Hamda Dniden et l’avènement des
formes
Loin de
l’hyperactivité urbaine et moderne, saturations et vaines agitations des
mondanités, c’est patiemment dans son atelier personnel et la douce vie
ensoleillé boussaïdienne qu’Hamda Dniden explore son intériorité et sa mémoire,
et y élabore en faux miroirs ses balades picturales, ses rêveries et douces
folies. De Pablo Picasso à Georges Braque, d’Arcimboldo à Marc Chagall, de Jean
Arp à Fernando Botero, des surréalistes à l’Ecole de Tunis, en fin lettré des
Beaux-Arts, en esthète érudit qui connaît savamment ses classiques, affranchi
de tous clans et dogmes, il puise son inspiration à diverses sources et styles
l’ayant précédé dans l’Histoire de l’Art. Sachant finement s’approprier les
codes des uns et innovations techniques des autres pour mieux développer et
exprimer sa propre veine, son intime univers, le rendre unique, incomparable,
inclassable, par une alchimie inexplicable, palette en mains et chevalet
toujours prêt, il rêve tout haut et transcende sous tous les formats possibles
celle qui se révèle être sa source et muse personnelle véritable : la
colline de Sidi Bou Saïd !
Parmi ses
pièces maîtresses les plus représentatives, les tableaux Banquet, huile sur toile
de 1995, Miroir, technique mixte de 1996, Les deux sœurs, huile
sur toile de 1997, Le regard intime, huile sur toile de 1999, Cité et société, huile sur toile de 2006, Familia, huile sur toile de 2013 et Souvenir, huile sur toile
de 2014, se montrent remarquablement exemplaires quant au traitement spécifique
et à la célèbre « touche Dniden ». Mêlant figuration, tracé libre et
absence de perspective rationnelle, avec des corps parfois schématisés jusqu’à
l’abstraction, avec des agglomérats de personnages et cités compactés jusqu’à
saturation, il a continuellement affiné son langage, sa manière, son coup de
pinceau et de crayon. Par des tonalités chaudes et un délicat nuancier,
possédant ses couleurs et sa lumière bien à lui, par des compositions souvent
verticales, pyramidales, collinaires, et les expressions introverties de ses
sujets, il exprime un monde fantasmé mais non magnifié, onirique et pudique en
même temps, avec très souvent pour sujets principaux ses fameuses femmes aux
formes rondes et disproportionnées, tantôt alanguies et affligées, tantôt méditatives et prostrées, souvent
seules, parfois en famille ou même en ballet, leurs larges bassins riches en
chair accueillante, leurs mamelles gonflée et leurs peaux brossées par les ans dégageant une
rêche et insolite volupté.
Dessins,
aquarelles, huiles sur toile, technique mixte, collages, d’évidence sa
créativité demeure vive et variée tout au long de son parcours pour servir au
mieux ses intentions et ses idées. Aussi, au regard de l’ensemble de ses
portraits, natures mortes, scènes de vie simples ou complexes, se dégage une
profonde unité et identité dans le travail de peintre d’Hamda Dniden, une ligne
directrice forte qui se renouvelle par la technique et s’approfondit à
l’infini, jusqu’à devenir sa marque personnelle reconnue partout, son
originalité, son évidente signature, jusqu’à devenir lui-même.
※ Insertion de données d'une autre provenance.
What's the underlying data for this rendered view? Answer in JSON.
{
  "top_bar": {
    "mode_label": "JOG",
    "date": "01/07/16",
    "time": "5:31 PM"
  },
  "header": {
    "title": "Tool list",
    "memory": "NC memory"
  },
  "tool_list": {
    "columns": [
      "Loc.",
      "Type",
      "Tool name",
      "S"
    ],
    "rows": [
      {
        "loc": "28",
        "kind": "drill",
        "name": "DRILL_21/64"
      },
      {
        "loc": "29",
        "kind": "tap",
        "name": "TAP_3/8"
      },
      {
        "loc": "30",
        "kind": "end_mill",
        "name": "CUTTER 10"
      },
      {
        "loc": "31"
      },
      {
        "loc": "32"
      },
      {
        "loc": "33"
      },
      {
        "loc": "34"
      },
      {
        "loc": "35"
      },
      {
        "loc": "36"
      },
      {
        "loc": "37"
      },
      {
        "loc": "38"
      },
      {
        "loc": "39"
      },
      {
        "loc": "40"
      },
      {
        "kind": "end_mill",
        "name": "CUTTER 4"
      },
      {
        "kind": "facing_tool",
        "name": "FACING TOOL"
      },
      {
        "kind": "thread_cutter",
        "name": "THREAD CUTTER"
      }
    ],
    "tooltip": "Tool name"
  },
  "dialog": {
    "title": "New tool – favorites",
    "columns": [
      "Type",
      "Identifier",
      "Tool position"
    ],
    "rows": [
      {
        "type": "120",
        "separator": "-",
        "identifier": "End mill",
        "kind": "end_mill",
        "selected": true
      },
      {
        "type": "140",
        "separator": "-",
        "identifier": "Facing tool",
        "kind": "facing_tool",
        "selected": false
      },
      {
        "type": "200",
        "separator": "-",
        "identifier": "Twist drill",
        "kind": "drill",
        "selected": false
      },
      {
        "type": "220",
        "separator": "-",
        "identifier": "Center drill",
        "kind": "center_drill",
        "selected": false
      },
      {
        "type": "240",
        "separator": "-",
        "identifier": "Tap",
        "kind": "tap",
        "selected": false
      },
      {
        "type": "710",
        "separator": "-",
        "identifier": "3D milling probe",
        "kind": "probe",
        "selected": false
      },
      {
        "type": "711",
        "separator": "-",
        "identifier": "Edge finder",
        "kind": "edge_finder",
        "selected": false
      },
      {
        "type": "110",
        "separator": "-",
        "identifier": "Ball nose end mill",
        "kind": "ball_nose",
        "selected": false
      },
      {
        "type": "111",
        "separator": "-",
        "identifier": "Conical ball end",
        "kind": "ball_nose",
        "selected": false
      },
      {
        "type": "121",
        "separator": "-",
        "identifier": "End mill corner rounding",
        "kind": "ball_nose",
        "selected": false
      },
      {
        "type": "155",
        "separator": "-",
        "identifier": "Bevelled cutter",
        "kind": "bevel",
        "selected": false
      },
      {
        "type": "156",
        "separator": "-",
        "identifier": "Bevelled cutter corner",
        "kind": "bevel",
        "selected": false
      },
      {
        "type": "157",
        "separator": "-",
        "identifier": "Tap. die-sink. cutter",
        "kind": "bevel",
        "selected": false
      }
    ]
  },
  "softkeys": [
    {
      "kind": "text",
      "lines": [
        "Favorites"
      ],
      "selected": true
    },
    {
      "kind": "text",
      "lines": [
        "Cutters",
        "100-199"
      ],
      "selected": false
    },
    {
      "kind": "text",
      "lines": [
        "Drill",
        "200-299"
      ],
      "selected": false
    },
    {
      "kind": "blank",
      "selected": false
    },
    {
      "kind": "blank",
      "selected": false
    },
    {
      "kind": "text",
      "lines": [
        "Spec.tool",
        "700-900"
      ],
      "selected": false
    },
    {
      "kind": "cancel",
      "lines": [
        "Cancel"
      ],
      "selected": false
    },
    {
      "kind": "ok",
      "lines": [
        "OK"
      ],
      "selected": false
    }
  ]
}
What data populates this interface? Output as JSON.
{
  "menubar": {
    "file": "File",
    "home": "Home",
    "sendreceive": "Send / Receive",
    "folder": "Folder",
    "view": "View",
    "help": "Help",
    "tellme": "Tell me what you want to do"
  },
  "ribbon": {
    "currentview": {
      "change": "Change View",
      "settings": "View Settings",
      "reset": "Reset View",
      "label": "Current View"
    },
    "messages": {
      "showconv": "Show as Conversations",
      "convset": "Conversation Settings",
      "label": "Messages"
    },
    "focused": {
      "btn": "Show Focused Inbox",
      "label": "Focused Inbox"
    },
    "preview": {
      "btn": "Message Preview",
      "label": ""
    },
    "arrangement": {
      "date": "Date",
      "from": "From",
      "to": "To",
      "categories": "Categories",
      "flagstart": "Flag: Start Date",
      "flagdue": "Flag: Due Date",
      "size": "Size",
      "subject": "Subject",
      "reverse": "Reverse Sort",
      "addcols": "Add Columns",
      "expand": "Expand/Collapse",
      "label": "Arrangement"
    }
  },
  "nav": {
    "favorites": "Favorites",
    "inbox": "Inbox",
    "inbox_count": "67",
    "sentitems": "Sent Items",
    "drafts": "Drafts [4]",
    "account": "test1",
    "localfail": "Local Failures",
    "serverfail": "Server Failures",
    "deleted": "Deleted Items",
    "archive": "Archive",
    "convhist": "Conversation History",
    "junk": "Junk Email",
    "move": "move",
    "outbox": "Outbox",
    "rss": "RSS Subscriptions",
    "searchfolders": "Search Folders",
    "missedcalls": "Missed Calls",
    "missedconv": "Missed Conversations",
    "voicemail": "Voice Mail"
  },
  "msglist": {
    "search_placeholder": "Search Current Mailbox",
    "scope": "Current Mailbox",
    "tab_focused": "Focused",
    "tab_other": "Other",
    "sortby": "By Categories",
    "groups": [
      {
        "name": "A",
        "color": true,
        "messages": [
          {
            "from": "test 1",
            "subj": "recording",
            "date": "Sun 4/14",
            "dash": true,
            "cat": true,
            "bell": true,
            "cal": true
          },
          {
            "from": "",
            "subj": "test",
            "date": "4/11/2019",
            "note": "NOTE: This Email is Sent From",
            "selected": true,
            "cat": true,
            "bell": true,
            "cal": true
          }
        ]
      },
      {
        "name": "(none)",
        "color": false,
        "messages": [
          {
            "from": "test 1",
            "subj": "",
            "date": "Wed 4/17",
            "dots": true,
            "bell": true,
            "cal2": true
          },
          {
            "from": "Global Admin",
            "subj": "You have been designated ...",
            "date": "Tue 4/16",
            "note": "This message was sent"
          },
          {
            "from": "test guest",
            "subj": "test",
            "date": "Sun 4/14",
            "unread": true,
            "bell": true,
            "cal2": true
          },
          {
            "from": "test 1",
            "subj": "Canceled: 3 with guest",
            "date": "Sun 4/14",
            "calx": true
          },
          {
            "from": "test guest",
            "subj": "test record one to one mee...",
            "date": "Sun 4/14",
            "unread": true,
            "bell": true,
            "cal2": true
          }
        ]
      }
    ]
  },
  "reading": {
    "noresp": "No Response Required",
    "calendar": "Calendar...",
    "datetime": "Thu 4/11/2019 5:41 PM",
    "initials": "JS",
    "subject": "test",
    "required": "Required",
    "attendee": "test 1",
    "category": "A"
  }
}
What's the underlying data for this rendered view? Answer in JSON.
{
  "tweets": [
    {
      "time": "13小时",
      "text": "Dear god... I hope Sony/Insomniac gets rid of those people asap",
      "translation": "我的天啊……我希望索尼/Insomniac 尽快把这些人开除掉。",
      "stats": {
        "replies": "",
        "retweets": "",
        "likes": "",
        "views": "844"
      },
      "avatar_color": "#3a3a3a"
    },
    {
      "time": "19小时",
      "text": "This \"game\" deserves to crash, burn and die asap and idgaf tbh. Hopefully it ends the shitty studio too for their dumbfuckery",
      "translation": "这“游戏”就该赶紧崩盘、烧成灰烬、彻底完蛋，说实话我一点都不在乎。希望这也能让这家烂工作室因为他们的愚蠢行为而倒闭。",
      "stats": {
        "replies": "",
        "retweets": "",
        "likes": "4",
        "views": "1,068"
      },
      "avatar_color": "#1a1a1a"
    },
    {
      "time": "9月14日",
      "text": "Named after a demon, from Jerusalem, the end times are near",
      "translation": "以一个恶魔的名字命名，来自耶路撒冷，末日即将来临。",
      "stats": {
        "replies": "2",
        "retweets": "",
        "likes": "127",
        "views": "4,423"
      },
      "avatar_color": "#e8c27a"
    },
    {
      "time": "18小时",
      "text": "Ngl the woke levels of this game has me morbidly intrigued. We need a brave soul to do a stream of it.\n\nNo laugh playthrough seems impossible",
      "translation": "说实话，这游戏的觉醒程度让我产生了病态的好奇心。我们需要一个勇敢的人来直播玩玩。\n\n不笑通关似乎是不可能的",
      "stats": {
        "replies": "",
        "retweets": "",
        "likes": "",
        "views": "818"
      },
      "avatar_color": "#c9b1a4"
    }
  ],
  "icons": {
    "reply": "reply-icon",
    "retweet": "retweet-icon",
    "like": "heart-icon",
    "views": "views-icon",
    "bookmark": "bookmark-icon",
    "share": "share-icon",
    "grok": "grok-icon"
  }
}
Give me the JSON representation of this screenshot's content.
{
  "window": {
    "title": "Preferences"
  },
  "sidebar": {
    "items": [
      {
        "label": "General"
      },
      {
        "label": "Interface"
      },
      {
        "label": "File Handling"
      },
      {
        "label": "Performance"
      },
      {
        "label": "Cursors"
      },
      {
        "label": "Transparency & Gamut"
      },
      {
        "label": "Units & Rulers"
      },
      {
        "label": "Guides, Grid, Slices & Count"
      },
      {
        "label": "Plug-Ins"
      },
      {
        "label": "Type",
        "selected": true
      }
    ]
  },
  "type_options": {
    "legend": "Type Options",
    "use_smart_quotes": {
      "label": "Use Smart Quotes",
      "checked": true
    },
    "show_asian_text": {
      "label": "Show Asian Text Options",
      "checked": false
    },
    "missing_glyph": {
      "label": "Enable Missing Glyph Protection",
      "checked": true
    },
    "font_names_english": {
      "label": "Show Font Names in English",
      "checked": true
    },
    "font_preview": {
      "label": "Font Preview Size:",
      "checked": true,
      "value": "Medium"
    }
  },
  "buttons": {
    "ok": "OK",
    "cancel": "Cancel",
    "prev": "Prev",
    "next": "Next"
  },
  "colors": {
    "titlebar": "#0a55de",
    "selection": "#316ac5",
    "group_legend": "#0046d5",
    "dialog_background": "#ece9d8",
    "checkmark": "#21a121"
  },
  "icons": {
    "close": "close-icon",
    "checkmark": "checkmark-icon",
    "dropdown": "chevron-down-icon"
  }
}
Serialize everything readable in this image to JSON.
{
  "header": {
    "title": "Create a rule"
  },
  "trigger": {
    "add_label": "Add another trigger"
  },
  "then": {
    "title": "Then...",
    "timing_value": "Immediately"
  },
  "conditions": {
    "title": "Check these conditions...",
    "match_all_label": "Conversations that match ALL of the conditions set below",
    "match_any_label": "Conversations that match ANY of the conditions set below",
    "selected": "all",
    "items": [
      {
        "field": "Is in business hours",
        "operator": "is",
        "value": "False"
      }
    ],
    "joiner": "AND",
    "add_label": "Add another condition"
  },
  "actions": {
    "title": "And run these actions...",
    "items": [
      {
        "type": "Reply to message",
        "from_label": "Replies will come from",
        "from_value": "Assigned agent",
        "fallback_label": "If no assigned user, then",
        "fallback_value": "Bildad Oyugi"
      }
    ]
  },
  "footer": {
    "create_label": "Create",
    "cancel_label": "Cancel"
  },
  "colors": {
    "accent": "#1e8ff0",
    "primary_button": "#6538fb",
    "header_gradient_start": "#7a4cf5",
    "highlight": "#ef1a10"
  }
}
Variations sur un même thème :
la Terre-Mère
Quand
autour de soi tout devient trouble, confus, chaotique, que le monde entier perd
ses repères et référents, que le genre humain ne sait plus montrer son avenir
sous son meilleur jour, il reste pourtant pour les âmes assoiffées
d’authenticité toujours un refuge, un asile bienveillant, quelque part
quelqu’un de vraiment aimant, un territoire sécure et familier où règne l’amour
inconditionnel, généreux et solidaire, il reste la Terre-Mère. Symbole de
l’éternelle féminin et de ses divins attributs, cette figure archétypale garante
de renaissance, d’immortalité et de fertilité, s’incarne et prend vie chez
Dniden sous deux formes et représentations complémentaires : la première
est celle de la femme gironde, sa fameuse « batbouta » devenue
emblématique de toute son œuvre ; et la seconde est celle de la mythique
colline de Sidi Bou Saïd, le jardin enchanteur par excellence, modèle de maintes inspirations et
pérégrinations. Ces deux sujets récurrents et centraux dans sa démarche de
créateur, nous rappellent l’un et l’autre que nous sommes tous les enfants
d’une mère, tous les fils d’un village, tous les membres d’une famille, d’une
communauté et de sa tendre atmosphère, d’un environnement particulier, d’une
inaliénable unité et de sa plus authentique spiritualité.
Dans le
fonds et dans la forme, l’humain
et ses liens sont au centre des créations d’Hamda Dniden, le cœur même de
chacune de ses compositions, la matrice inépuisable qui toujours de ses
abondances l’alimentera. Par son éternel regard d’enfant, tout en tendresse, en
affection, en attachement, il peint ce territoire-là, cet espace affectif là,
et suggère que nous avons tous une relation tellurique et sentimentale intense
avec notre terre comme avec notre mère, une incomparable appartenance à cette
enfance ancrée au plus profond de nous-mêmes, de nos sensations, et de nos
émotions. Mélancolie assumée dans les yeux du peintre et de ses sujets, vénérables reflets précieux du temps
passé, il propose toile après toile de rendre hommage et
d’immortaliser l’enfance perdue et ses marquants personnages, la nostalgie de
ce monde autrefois simple et heureux, une jeunesse et ses initiatiques étés désormais
évaporé avec le temps, et de célébrer un village atypique pour foyer familial
perpétuel, avec sa vie sociale traditionnelle, ses adorables êtres, ses
habitats pittoresques, sa permanence culturelle et civilisationnelle, sa
mystique universelle.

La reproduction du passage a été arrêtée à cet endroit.